POJ 2955 Brackets

传送门@百度

Brackets

Time Limit: 1000MS		Memory Limit: 65536K

Description

We give the following inductive definition of a “regular brackets” sequence:

• the empty sequence is a regular brackets sequence,
• if s is a regular brackets sequence, then (s) and [s] are regular brackets sequences, and
• if a and b are regular brackets sequences, then ab is a regular brackets sequence.
• no other sequence is a regular brackets sequence

For instance, all of the following character sequences are regular brackets sequences:

(), [], (()), ()[], ()[()]

while the following character sequences are not:

(, ], )(, ([)], ([(]

Given a brackets sequence of characters a₁a₂ … a_n, your goal is to find the length of the longest regular brackets sequence that is a subsequence of s. That is, you wish to find the largest m such that for indices i₁, i₂, …, i_m where 1 ≤ i₁ < i₂ < … < i_m ≤ n, a_i1a_i2 … a_im is a regular brackets sequence.

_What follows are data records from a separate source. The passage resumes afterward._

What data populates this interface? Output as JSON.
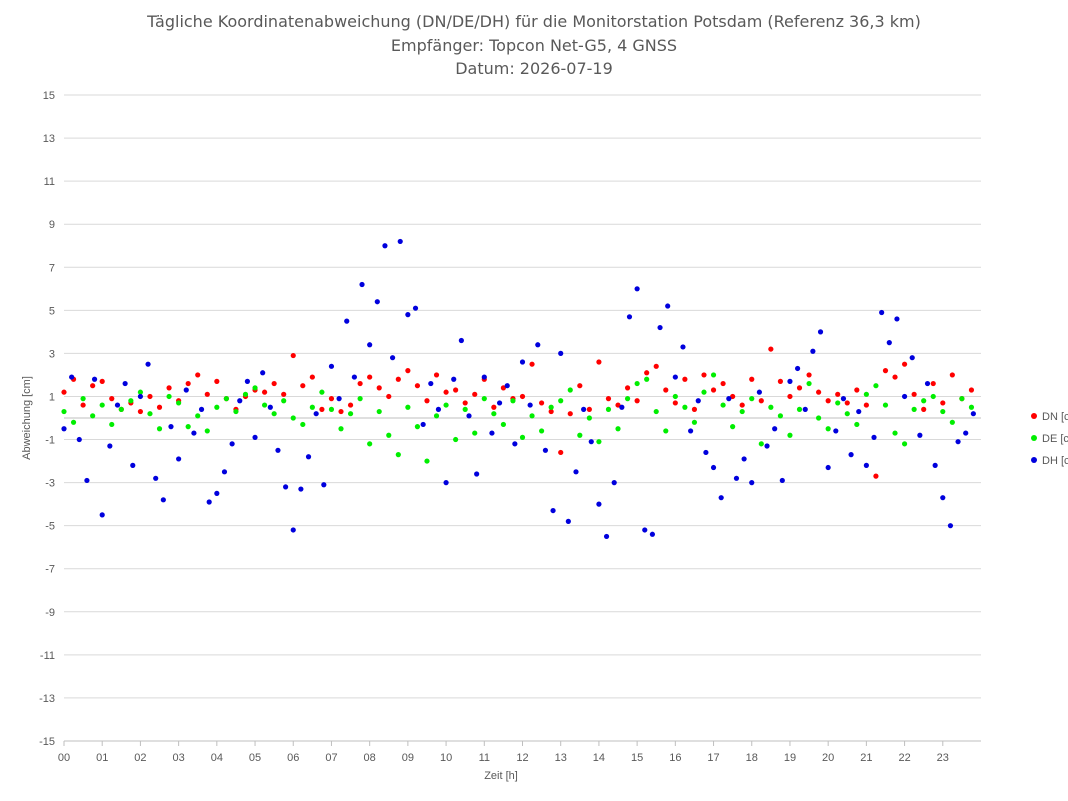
{
  "chart_data": {
    "type": "scatter",
    "title_lines": [
      "Tägliche Koordinatenabweichung (DN/DE/DH) für die Monitorstation Potsdam (Referenz 36,3 km)",
      "Empfänger: Topcon Net-G5, 4 GNSS",
      "Datum: 2026-07-19"
    ],
    "xlabel": "Zeit [h]",
    "ylabel": "Abweichung [cm]",
    "xlim": [
      0,
      24
    ],
    "ylim": [
      -15,
      15
    ],
    "x_tick_labels": [
      "00",
      "01",
      "02",
      "03",
      "04",
      "05",
      "06",
      "07",
      "08",
      "09",
      "10",
      "11",
      "12",
      "13",
      "14",
      "15",
      "16",
      "17",
      "18",
      "19",
      "20",
      "21",
      "22",
      "23"
    ],
    "y_tick_labels": [
      "15",
      "13",
      "11",
      "9",
      "7",
      "5",
      "3",
      "1",
      "-1",
      "-3",
      "-5",
      "-7",
      "-9",
      "-11",
      "-13",
      "-15"
    ],
    "grid": "horizontal",
    "legend_position": "right",
    "series": [
      {
        "name": "DN [cm]",
        "color": "#ff0000",
        "x": [
          0.0,
          0.25,
          0.5,
          0.75,
          1.0,
          1.25,
          1.5,
          1.75,
          2.0,
          2.25,
          2.5,
          2.75,
          3.0,
          3.25,
          3.5,
          3.75,
          4.0,
          4.25,
          4.5,
          4.75,
          5.0,
          5.25,
          5.5,
          5.75,
          6.0,
          6.25,
          6.5,
          6.75,
          7.0,
          7.25,
          7.5,
          7.75,
          8.0,
          8.25,
          8.5,
          8.75,
          9.0,
          9.25,
          9.5,
          9.75,
          10.0,
          10.25,
          10.5,
          10.75,
          11.0,
          11.25,
          11.5,
          11.75,
          12.0,
          12.25,
          12.5,
          12.75,
          13.0,
          13.25,
          13.5,
          13.75,
          14.0,
          14.25,
          14.5,
          14.75,
          15.0,
          15.25,
          15.5,
          15.75,
          16.0,
          16.25,
          16.5,
          16.75,
          17.0,
          17.25,
          17.5,
          17.75,
          18.0,
          18.25,
          18.5,
          18.75,
          19.0,
          19.25,
          19.5,
          19.75,
          20.0,
          20.25,
          20.5,
          20.75,
          21.0,
          21.25,
          21.5,
          21.75,
          22.0,
          22.25,
          22.5,
          22.75,
          23.0,
          23.25,
          23.5,
          23.75
        ],
        "values": [
          1.2,
          1.8,
          0.6,
          1.5,
          1.7,
          0.9,
          0.4,
          0.7,
          0.3,
          1.0,
          0.5,
          1.4,
          0.8,
          1.6,
          2.0,
          1.1,
          1.7,
          0.9,
          0.4,
          1.0,
          1.3,
          1.2,
          1.6,
          1.1,
          2.9,
          1.5,
          1.9,
          0.4,
          0.9,
          0.3,
          0.6,
          1.6,
          1.9,
          1.4,
          1.0,
          1.8,
          2.2,
          1.5,
          0.8,
          2.0,
          1.2,
          1.3,
          0.7,
          1.1,
          1.8,
          0.5,
          1.4,
          0.9,
          1.0,
          2.5,
          0.7,
          0.3,
          -1.6,
          0.2,
          1.5,
          0.4,
          2.6,
          0.9,
          0.6,
          1.4,
          0.8,
          2.1,
          2.4,
          1.3,
          0.7,
          1.8,
          0.4,
          2.0,
          1.3,
          1.6,
          1.0,
          0.6,
          1.8,
          0.8,
          3.2,
          1.7,
          1.0,
          1.4,
          2.0,
          1.2,
          0.8,
          1.1,
          0.7,
          1.3,
          0.6,
          -2.7,
          2.2,
          1.9,
          2.5,
          1.1,
          0.4,
          1.6,
          0.7,
          2.0,
          0.9,
          1.3
        ]
      },
      {
        "name": "DE [cm]",
        "color": "#00ee00",
        "x": [
          0.0,
          0.25,
          0.5,
          0.75,
          1.0,
          1.25,
          1.5,
          1.75,
          2.0,
          2.25,
          2.5,
          2.75,
          3.0,
          3.25,
          3.5,
          3.75,
          4.0,
          4.25,
          4.5,
          4.75,
          5.0,
          5.25,
          5.5,
          5.75,
          6.0,
          6.25,
          6.5,
          6.75,
          7.0,
          7.25,
          7.5,
          7.75,
          8.0,
          8.25,
          8.5,
          8.75,
          9.0,
          9.25,
          9.5,
          9.75,
          10.0,
          10.25,
          10.5,
          10.75,
          11.0,
          11.25,
          11.5,
          11.75,
          12.0,
          12.25,
          12.5,
          12.75,
          13.0,
          13.25,
          13.5,
          13.75,
          14.0,
          14.25,
          14.5,
          14.75,
          15.0,
          15.25,
          15.5,
          15.75,
          16.0,
          16.25,
          16.5,
          16.75,
          17.0,
          17.25,
          17.5,
          17.75,
          18.0,
          18.25,
          18.5,
          18.75,
          19.0,
          19.25,
          19.5,
          19.75,
          20.0,
          20.25,
          20.5,
          20.75,
          21.0,
          21.25,
          21.5,
          21.75,
          22.0,
          22.25,
          22.5,
          22.75,
          23.0,
          23.25,
          23.5,
          23.75
        ],
        "values": [
          0.3,
          -0.2,
          0.9,
          0.1,
          0.6,
          -0.3,
          0.4,
          0.8,
          1.2,
          0.2,
          -0.5,
          1.0,
          0.7,
          -0.4,
          0.1,
          -0.6,
          0.5,
          0.9,
          0.3,
          1.1,
          1.4,
          0.6,
          0.2,
          0.8,
          0.0,
          -0.3,
          0.5,
          1.2,
          0.4,
          -0.5,
          0.2,
          0.9,
          -1.2,
          0.3,
          -0.8,
          -1.7,
          0.5,
          -0.4,
          -2.0,
          0.1,
          0.6,
          -1.0,
          0.4,
          -0.7,
          0.9,
          0.2,
          -0.3,
          0.8,
          -0.9,
          0.1,
          -0.6,
          0.5,
          0.8,
          1.3,
          -0.8,
          0.0,
          -1.1,
          0.4,
          -0.5,
          0.9,
          1.6,
          1.8,
          0.3,
          -0.6,
          1.0,
          0.5,
          -0.2,
          1.2,
          2.0,
          0.6,
          -0.4,
          0.3,
          0.9,
          -1.2,
          0.5,
          0.1,
          -0.8,
          0.4,
          1.6,
          0.0,
          -0.5,
          0.7,
          0.2,
          -0.3,
          1.1,
          1.5,
          0.6,
          -0.7,
          -1.2,
          0.4,
          0.8,
          1.0,
          0.3,
          -0.2,
          0.9,
          0.5
        ]
      },
      {
        "name": "DH [cm]",
        "color": "#0000dd",
        "x": [
          0.0,
          0.2,
          0.4,
          0.6,
          0.8,
          1.0,
          1.2,
          1.4,
          1.6,
          1.8,
          2.0,
          2.2,
          2.4,
          2.6,
          2.8,
          3.0,
          3.2,
          3.4,
          3.6,
          3.8,
          4.0,
          4.2,
          4.4,
          4.6,
          4.8,
          5.0,
          5.2,
          5.4,
          5.6,
          5.8,
          6.0,
          6.2,
          6.4,
          6.6,
          6.8,
          7.0,
          7.2,
          7.4,
          7.6,
          7.8,
          8.0,
          8.2,
          8.4,
          8.6,
          8.8,
          9.0,
          9.2,
          9.4,
          9.6,
          9.8,
          10.0,
          10.2,
          10.4,
          10.6,
          10.8,
          11.0,
          11.2,
          11.4,
          11.6,
          11.8,
          12.0,
          12.2,
          12.4,
          12.6,
          12.8,
          13.0,
          13.2,
          13.4,
          13.6,
          13.8,
          14.0,
          14.2,
          14.4,
          14.6,
          14.8,
          15.0,
          15.2,
          15.4,
          15.6,
          15.8,
          16.0,
          16.2,
          16.4,
          16.6,
          16.8,
          17.0,
          17.2,
          17.4,
          17.6,
          17.8,
          18.0,
          18.2,
          18.4,
          18.6,
          18.8,
          19.0,
          19.2,
          19.4,
          19.6,
          19.8,
          20.0,
          20.2,
          20.4,
          20.6,
          20.8,
          21.0,
          21.2,
          21.4,
          21.6,
          21.8,
          22.0,
          22.2,
          22.4,
          22.6,
          22.8,
          23.0,
          23.2,
          23.4,
          23.6,
          23.8
        ],
        "values": [
          -0.5,
          1.9,
          -1.0,
          -2.9,
          1.8,
          -4.5,
          -1.3,
          0.6,
          1.6,
          -2.2,
          1.0,
          2.5,
          -2.8,
          -3.8,
          -0.4,
          -1.9,
          1.3,
          -0.7,
          0.4,
          -3.9,
          -3.5,
          -2.5,
          -1.2,
          0.8,
          1.7,
          -0.9,
          2.1,
          0.5,
          -1.5,
          -3.2,
          -5.2,
          -3.3,
          -1.8,
          0.2,
          -3.1,
          2.4,
          0.9,
          4.5,
          1.9,
          6.2,
          3.4,
          5.4,
          8.0,
          2.8,
          8.2,
          4.8,
          5.1,
          -0.3,
          1.6,
          0.4,
          -3.0,
          1.8,
          3.6,
          0.1,
          -2.6,
          1.9,
          -0.7,
          0.7,
          1.5,
          -1.2,
          2.6,
          0.6,
          3.4,
          -1.5,
          -4.3,
          3.0,
          -4.8,
          -2.5,
          0.4,
          -1.1,
          -4.0,
          -5.5,
          -3.0,
          0.5,
          4.7,
          6.0,
          -5.2,
          -5.4,
          4.2,
          5.2,
          1.9,
          3.3,
          -0.6,
          0.8,
          -1.6,
          -2.3,
          -3.7,
          0.9,
          -2.8,
          -1.9,
          -3.0,
          1.2,
          -1.3,
          -0.5,
          -2.9,
          1.7,
          2.3,
          0.4,
          3.1,
          4.0,
          -2.3,
          -0.6,
          0.9,
          -1.7,
          0.3,
          -2.2,
          -0.9,
          4.9,
          3.5,
          4.6,
          1.0,
          2.8,
          -0.8,
          1.6,
          -2.2,
          -3.7,
          -5.0,
          -1.1,
          -0.7,
          0.2
        ]
      }
    ]
  }
}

Given the initial sequence ([([]])], the longest regular brackets subsequence is [([])].

Input

The input test file will contain multiple test cases. Each input test case consists of a single line containing only the characters (, ), [, and ]; each input test will have length between 1 and 100, inclusive. The end-of-file is marked by a line containing the word “end” and should not be processed.

Output

For each input case, the program should print the length of the longest possible regular brackets subsequence on a single line.

Sample Input

((()))
()()()
([]])
)[)(
([][][)
end

Sample Output

6
6
4
0
6

Source

Stanford Local 2004

继续刷水，和上一题差不多,dp[i][j]=max(dp[i+1][j-1]+1//i,j匹配,dp[i][k]+dp[k+1][j]);

#include<set>
#include<cstdio>
#include<cstdlib>
#include<cstring>
#include<iostream>
#include<algorithm>
using namespace std;
const int N = 110;
#define For(i,n) for(int i=1;i<=n;i++)
#define Rep(i,l,r) for(int i=l;i<=r;i++)
#define Down(i,r,l) for(int i=r;i>=l;i--)

char s[N];
int dp[N][N],n;
//dp[i][j]=max{dp[i+1][j-1]+1,dp[i][k]+dp[k+1][j]}

bool match(char A,char B){
    if(A=='(') return (B==')');
    if(A=='[') return (B==']');
    return false;
}

void DP(){
    memset(dp,0,sizeof(dp));
    n=strlen(s+1);
    Down(i,n-1,1)
      Rep(j,i+1,n){
          if(match(s[i],s[j])) dp[i][j]=dp[i+1][j-1]+1;
          Rep(k,i,j-1)
            dp[i][j]=max(dp[i][j],dp[i][k]+dp[k+1][j]);
      }
    cout<<dp[1][n]*2<<endl;
}

int main(){
    while(scanf("%s",s+1),strcmp(s+1,"end")){
        DP();
    }
    return 0;
}